Thursday 11th November- Ethical Concerns

Today started earlier than usual- eight of us from the main group had opted to take a Tundra Buggy Trip (although I had only had four hours' sleep the excitement meant I had no difficulty getting ready in time). This is the 'normal' option for tourists in Churchill to view bears, not driving round in a clapped out school bus. I discovered for myself today that there are sound reasons for Great Bear's reluctance to recommend these tours.

We were transferred by bus to the buggy and spent the entire day until sunset out on the tundra. It has to be said that the actual viewing was sensational, and I was actually in tears on my first encounter, as I felt so privileged to look into the eyes of a bear at close quarters. Wildlife photography is one of my main interests and we saw numerous bears including large males, cubs, and several females. I cannot deny that there were moments of pure ecstasy and for a time this morning I felt more exhilarated and happier than I can remember. I feel a real connection with these magnificent creatures and their vulnerability is so poignant. However, I write now with real sadness, concern, and anger.

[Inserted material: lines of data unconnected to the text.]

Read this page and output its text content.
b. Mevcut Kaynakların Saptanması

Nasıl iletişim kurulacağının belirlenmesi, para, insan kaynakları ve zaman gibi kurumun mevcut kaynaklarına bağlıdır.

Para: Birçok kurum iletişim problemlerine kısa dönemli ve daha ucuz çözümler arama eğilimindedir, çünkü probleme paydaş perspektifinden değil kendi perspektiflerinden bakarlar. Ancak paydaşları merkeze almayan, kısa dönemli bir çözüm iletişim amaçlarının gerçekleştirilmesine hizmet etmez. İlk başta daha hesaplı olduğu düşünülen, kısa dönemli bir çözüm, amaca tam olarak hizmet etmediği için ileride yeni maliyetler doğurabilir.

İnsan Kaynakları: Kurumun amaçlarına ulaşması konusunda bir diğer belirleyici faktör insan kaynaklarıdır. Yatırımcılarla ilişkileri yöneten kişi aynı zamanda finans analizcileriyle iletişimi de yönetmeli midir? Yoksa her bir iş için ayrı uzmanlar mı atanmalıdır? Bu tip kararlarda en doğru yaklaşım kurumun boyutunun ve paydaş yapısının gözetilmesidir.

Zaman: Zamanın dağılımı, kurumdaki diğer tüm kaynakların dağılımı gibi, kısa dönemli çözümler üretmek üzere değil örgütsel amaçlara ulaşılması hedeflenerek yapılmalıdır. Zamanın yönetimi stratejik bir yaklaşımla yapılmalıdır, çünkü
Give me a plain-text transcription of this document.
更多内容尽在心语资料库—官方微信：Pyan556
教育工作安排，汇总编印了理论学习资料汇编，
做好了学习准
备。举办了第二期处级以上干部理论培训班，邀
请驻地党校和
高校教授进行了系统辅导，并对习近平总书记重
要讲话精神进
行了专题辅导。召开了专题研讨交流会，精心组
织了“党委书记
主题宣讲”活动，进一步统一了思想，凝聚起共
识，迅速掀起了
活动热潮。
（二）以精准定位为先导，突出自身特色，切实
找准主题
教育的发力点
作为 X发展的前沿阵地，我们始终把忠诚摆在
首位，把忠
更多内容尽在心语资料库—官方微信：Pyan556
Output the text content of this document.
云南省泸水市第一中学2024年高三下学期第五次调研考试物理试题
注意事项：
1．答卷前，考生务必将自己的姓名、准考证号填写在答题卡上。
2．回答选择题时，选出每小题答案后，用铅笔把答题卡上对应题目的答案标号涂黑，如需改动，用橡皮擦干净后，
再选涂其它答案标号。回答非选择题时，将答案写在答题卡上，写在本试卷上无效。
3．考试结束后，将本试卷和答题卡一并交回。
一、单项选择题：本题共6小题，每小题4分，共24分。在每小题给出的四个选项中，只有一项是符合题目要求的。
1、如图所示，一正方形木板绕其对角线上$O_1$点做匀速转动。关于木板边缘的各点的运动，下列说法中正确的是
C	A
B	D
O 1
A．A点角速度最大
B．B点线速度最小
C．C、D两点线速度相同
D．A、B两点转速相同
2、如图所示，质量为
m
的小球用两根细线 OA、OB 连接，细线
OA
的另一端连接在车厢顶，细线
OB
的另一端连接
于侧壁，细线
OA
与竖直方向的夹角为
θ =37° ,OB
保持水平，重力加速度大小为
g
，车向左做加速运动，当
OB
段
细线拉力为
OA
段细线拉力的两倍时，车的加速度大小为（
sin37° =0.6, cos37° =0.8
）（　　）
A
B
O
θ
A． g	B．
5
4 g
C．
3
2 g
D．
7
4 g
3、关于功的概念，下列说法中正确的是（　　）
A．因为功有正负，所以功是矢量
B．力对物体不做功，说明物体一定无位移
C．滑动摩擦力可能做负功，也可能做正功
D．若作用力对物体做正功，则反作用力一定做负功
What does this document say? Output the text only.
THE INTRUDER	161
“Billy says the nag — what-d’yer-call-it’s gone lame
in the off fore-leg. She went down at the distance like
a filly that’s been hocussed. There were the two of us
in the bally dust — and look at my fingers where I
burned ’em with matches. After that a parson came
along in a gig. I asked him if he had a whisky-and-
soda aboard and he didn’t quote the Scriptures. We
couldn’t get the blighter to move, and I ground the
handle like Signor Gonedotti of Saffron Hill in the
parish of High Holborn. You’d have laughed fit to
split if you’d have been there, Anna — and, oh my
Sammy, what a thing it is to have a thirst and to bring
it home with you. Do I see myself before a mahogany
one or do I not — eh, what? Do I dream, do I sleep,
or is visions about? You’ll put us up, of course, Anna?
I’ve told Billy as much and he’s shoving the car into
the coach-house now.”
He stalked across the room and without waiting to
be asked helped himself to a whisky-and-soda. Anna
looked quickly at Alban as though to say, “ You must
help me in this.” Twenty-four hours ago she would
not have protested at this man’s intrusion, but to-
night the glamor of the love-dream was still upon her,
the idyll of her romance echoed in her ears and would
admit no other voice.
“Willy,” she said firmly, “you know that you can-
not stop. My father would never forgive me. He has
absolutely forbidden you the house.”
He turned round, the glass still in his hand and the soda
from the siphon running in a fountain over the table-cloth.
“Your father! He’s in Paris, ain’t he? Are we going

The principle of minimising tourism's impact on the bears and ecosystem has been abandoned in favour of profit. Here are some examples which I witnessed today:

  • Around midday, a bear was sighted, and just as all of the tourists opened the windows of the buggy in order to take photographs, the organisers decided to serve lunch of beef soup. This resulted in a bear coming right up to the buggy, and I have to admit that some of the best photographs I took today resulted from this. However, it has the effect of conditioning bears to food. The inevitable result is that bears approach people, are labelled as problems, and action has to be taken to destroy them. This is pure exploitation and I feel so angry that commercial motives are allowed to undermine the bears' welfare.
  • One of my fellow Great Bear passengers on the buggy today remarked that they 'did everything they said they wouldn't do'. He meant that they paid lip service to responsible practice and yet in reality showed insufficient respect for the Churchill ecosystem. There were instances of an employee shouting at the bears to try to encourage them to come to the buggy. I also saw other buggies coming right up to ours so that employees could exchange comments in loud voices. This is not 'zero impact' ecotourism.
  • The Buggies are supposed to stay on established trails, however both our own and a number of buggies from another company decided to drive across the tundra in an attempt to take a 'short cut' or in order to get closer to the bears. This leads to even greater damage to the tundra and plant life.
  • I have already remarked that I was so moved by my encounters with bears today. I am sure that others felt the same, some of whom may have come to Churchill with little prior understanding of the challenges facing the Arctic. There was a captive audience of 20 people, and surely a golden opportunity to provide a commentary which they would inform them about what they were seeing. Instead, with the exception of a short talk at the end  of the day, the atmosphere was geared towards entertainment instead of respect for nature.
  • An example of this is that a number of the group were given turns driving the tundra buggy. Quite apart from safety concerns this reduced the experience to that of a game show in my opinion.
One of the reasons that I have enjoyed this trip so much, and will be returning as soon as I can, as that I have felt in company of some like minded people who share a liberal outlook, a belief that it is possible to change the world in some way or another, and a respect for the natural world. I ended up in the company of about half a dozen others in the kitchen last night for whom I have enormous respect and affinity. In contrast, today I was uncomfortable: the ethos established by the buggy company was morally questionable.

I see using food smells to attract bears is morally not far removed from Ladoon feeding bears with dog food. It makes me even angrier though as it is on a far larger scale involving highly profitable commercial concerns.

I realised today that this trip was about a vital cause. The question is what can be done, and I will attempt to address this in the last entry of my blog.

Bears have to do it too!

Tundra buggy hotel- I question the impact this has on the ecosystem

Buggies crowding a bear

Off the trail

1 comment:

  1. Wow what an exceptionally well written and interesting viewpoint about the ethical concerns of the polar bear trips and the Tundra. The photography is so professional and I feel I can touch them!